DILLINGHAM (AP) -- While many residents have encountered Alaska brown bears, not many have had an experience like Ross Armstrong had last month.
Returning home to Dillingham from Aleknagik on June 23, Armstrong and a passenger came upon a sight seen by many who travel the winding, gravel road.
They spotted two bear cubs on their right. Armstrong stopped to watch the young brownies go about their business.
Armstrong's mother, Pinky, who owns the car, said her son's eye then caught something strange coming from his left side. By the time he turned, a sow brown bear's mouth was already on the car.

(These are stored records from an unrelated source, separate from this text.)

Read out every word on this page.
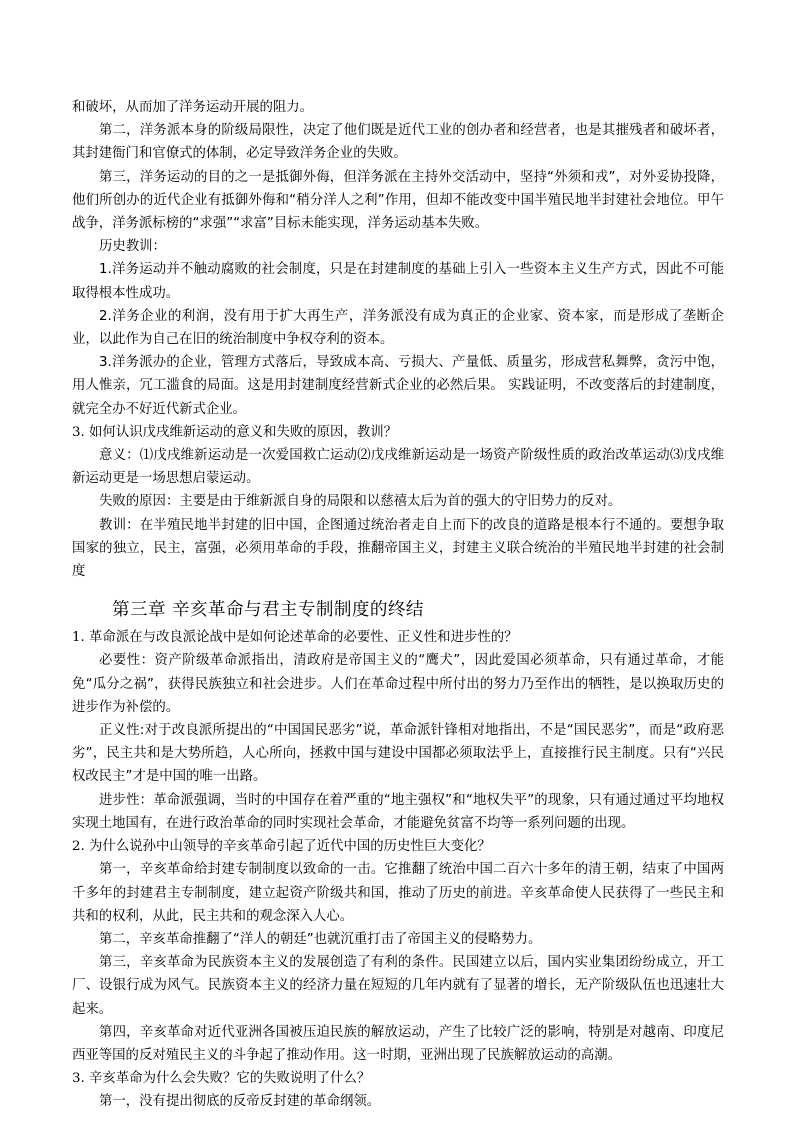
和破坏，从而加了洋务运动开展的阻力。

第二，洋务派本身的阶级局限性，决定了他们既是近代工业的创办者和经营者，也是其摧残者和破坏者，其封建衙门和官僚式的体制，必定导致洋务企业的失败。

第三，洋务运动的目的之一是抵御外侮，但洋务派在主持外交活动中，坚持“外须和戎”，对外妥协投降，他们所创办的近代企业有抵御外侮和“稍分洋人之利”作用，但却不能改变中国半殖民地半封建社会地位。甲午战争，洋务派标榜的“求强”“求富”目标未能实现，洋务运动基本失败。

历史教训：

1.洋务运动并不触动腐败的社会制度，只是在封建制度的基础上引入一些资本主义生产方式，因此不可能取得根本性成功。

2.洋务企业的利润，没有用于扩大再生产，洋务派没有成为真正的企业家、资本家，而是形成了垄断企业，以此作为自己在旧的统治制度中争权夺利的资本。

3.洋务派办的企业，管理方式落后，导致成本高、亏损大、产量低、质量劣，形成营私舞弊，贪污中饱，用人惟亲，冗工滥食的局面。这是用封建制度经营新式企业的必然后果。 实践证明，不改变落后的封建制度，就完全办不好近代新式企业。

3. 如何认识戊戌维新运动的意义和失败的原因，教训？

意义：⑴戊戌维新运动是一次爱国救亡运动⑵戊戌维新运动是一场资产阶级性质的政治改革运动⑶戊戌维新运动更是一场思想启蒙运动。

失败的原因：主要是由于维新派自身的局限和以慈禧太后为首的强大的守旧势力的反对。

教训：在半殖民地半封建的旧中国，企图通过统治者走自上而下的改良的道路是根本行不通的。要想争取国家的独立，民主，富强，必须用革命的手段，推翻帝国主义，封建主义联合统治的半殖民地半封建的社会制度

第三章 辛亥革命与君主专制制度的终结

1. 革命派在与改良派论战中是如何论述革命的必要性、正义性和进步性的？

必要性：资产阶级革命派指出，清政府是帝国主义的“鹰犬”，因此爱国必须革命，只有通过革命，才能免“瓜分之祸”，获得民族独立和社会进步。人们在革命过程中所付出的努力乃至作出的牺牲，是以换取历史的进步作为补偿的。

正义性:对于改良派所提出的“中国国民恶劣”说，革命派针锋相对地指出，不是“国民恶劣”，而是“政府恶劣”，民主共和是大势所趋，人心所向，拯救中国与建设中国都必须取法乎上，直接推行民主制度。只有“兴民权改民主”才是中国的唯一出路。

进步性：革命派强调，当时的中国存在着严重的“地主强权”和“地权失平”的现象，只有通过通过平均地权实现土地国有，在进行政治革命的同时实现社会革命，才能避免贫富不均等一系列问题的出现。

2. 为什么说孙中山领导的辛亥革命引起了近代中国的历史性巨大变化？

第一，辛亥革命给封建专制制度以致命的一击。它推翻了统治中国二百六十多年的清王朝，结束了中国两千多年的封建君主专制制度，建立起资产阶级共和国，推动了历史的前进。辛亥革命使人民获得了一些民主和共和的权利，从此，民主共和的观念深入人心。

第二，辛亥革命推翻了“洋人的朝廷”也就沉重打击了帝国主义的侵略势力。

第三，辛亥革命为民族资本主义的发展创造了有利的条件。民国建立以后，国内实业集团纷纷成立，开工厂、设银行成为风气。民族资本主义的经济力量在短短的几年内就有了显著的增长，无产阶级队伍也迅速壮大起来。

第四，辛亥革命对近代亚洲各国被压迫民族的解放运动，产生了比较广泛的影响，特别是对越南、印度尼西亚等国的反对殖民主义的斗争起了推动作用。这一时期，亚洲出现了民族解放运动的高潮。

3. 辛亥革命为什么会失败？它的失败说明了什么？

第一，没有提出彻底的反帝反封建的革命纲领。
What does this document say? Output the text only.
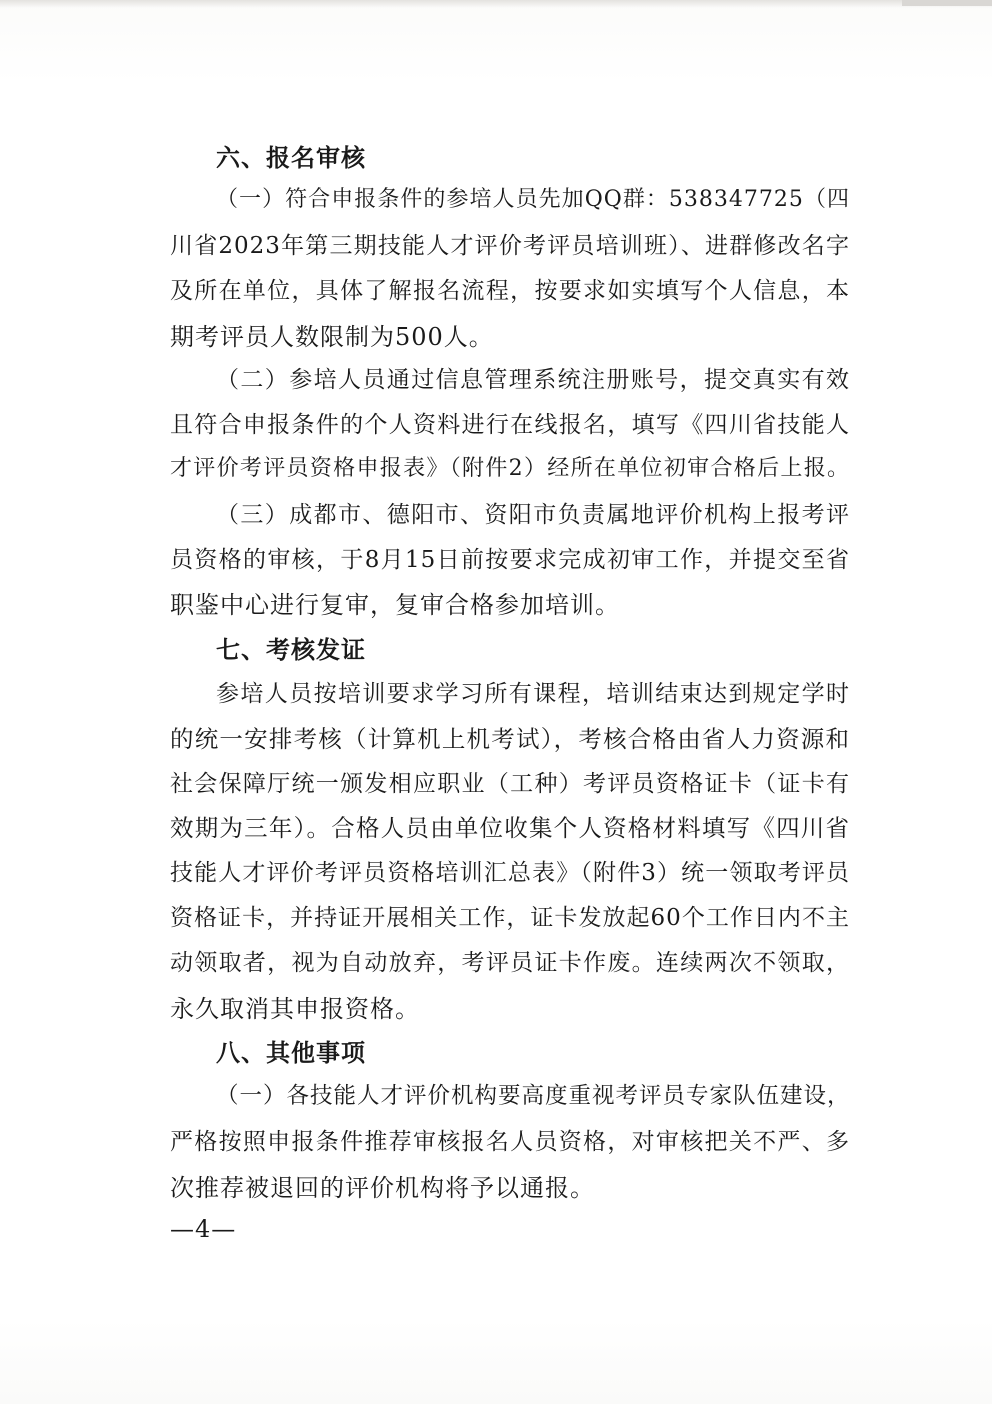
六、报名审核
（一）符合申报条件的参培人员先加QQ群：538347725（四
川省2023年第三期技能人才评价考评员培训班）、进群修改名字
及所在单位，具体了解报名流程，按要求如实填写个人信息，本
期考评员人数限制为500人。
（二）参培人员通过信息管理系统注册账号，提交真实有效
且符合申报条件的个人资料进行在线报名，填写《四川省技能人
才评价考评员资格申报表》（附件2）经所在单位初审合格后上报。
（三）成都市、德阳市、资阳市负责属地评价机构上报考评
员资格的审核，于8月15日前按要求完成初审工作，并提交至省
职鉴中心进行复审，复审合格参加培训。
七、考核发证
参培人员按培训要求学习所有课程，培训结束达到规定学时
的统一安排考核（计算机上机考试），考核合格由省人力资源和
社会保障厅统一颁发相应职业（工种）考评员资格证卡（证卡有
效期为三年）。合格人员由单位收集个人资格材料填写《四川省
技能人才评价考评员资格培训汇总表》（附件3）统一领取考评员
资格证卡，并持证开展相关工作，证卡发放起60个工作日内不主
动领取者，视为自动放弃，考评员证卡作废。连续两次不领取，
永久取消其申报资格。
八、其他事项
（一）各技能人才评价机构要高度重视考评员专家队伍建设，
严格按照申报条件推荐审核报名人员资格，对审核把关不严、多
次推荐被退回的评价机构将予以通报。
—4—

''He saw some quick movement, and when he turned, its open mouth was on the car,'' Pinky Armstrong told the Bristol Bay Times. ''Right here you can see where the top and the bottom teeth hit.''
The highly protective mother attacked the windshield on the driver's side, leaving it cracked in baseball-size, spider web shapes in two different spots, about 14 inches apart.
''That kid isn't afraid of anything, and he was shaking like this when he got home,'' Pinky Armstrong said of her son, holding up a trembling hand.
After the bear hit the car, Ross Armstrong looked on the other side of the road and saw two more cubs.
Ross Armstrong departed for a commercial salmon fishing openings in the Nushagak District after the incident. Pinky Armstrong is wondering what to do about the cracked windshield.
''Boy, what do I tell the insurance about this?'' she said, smiling.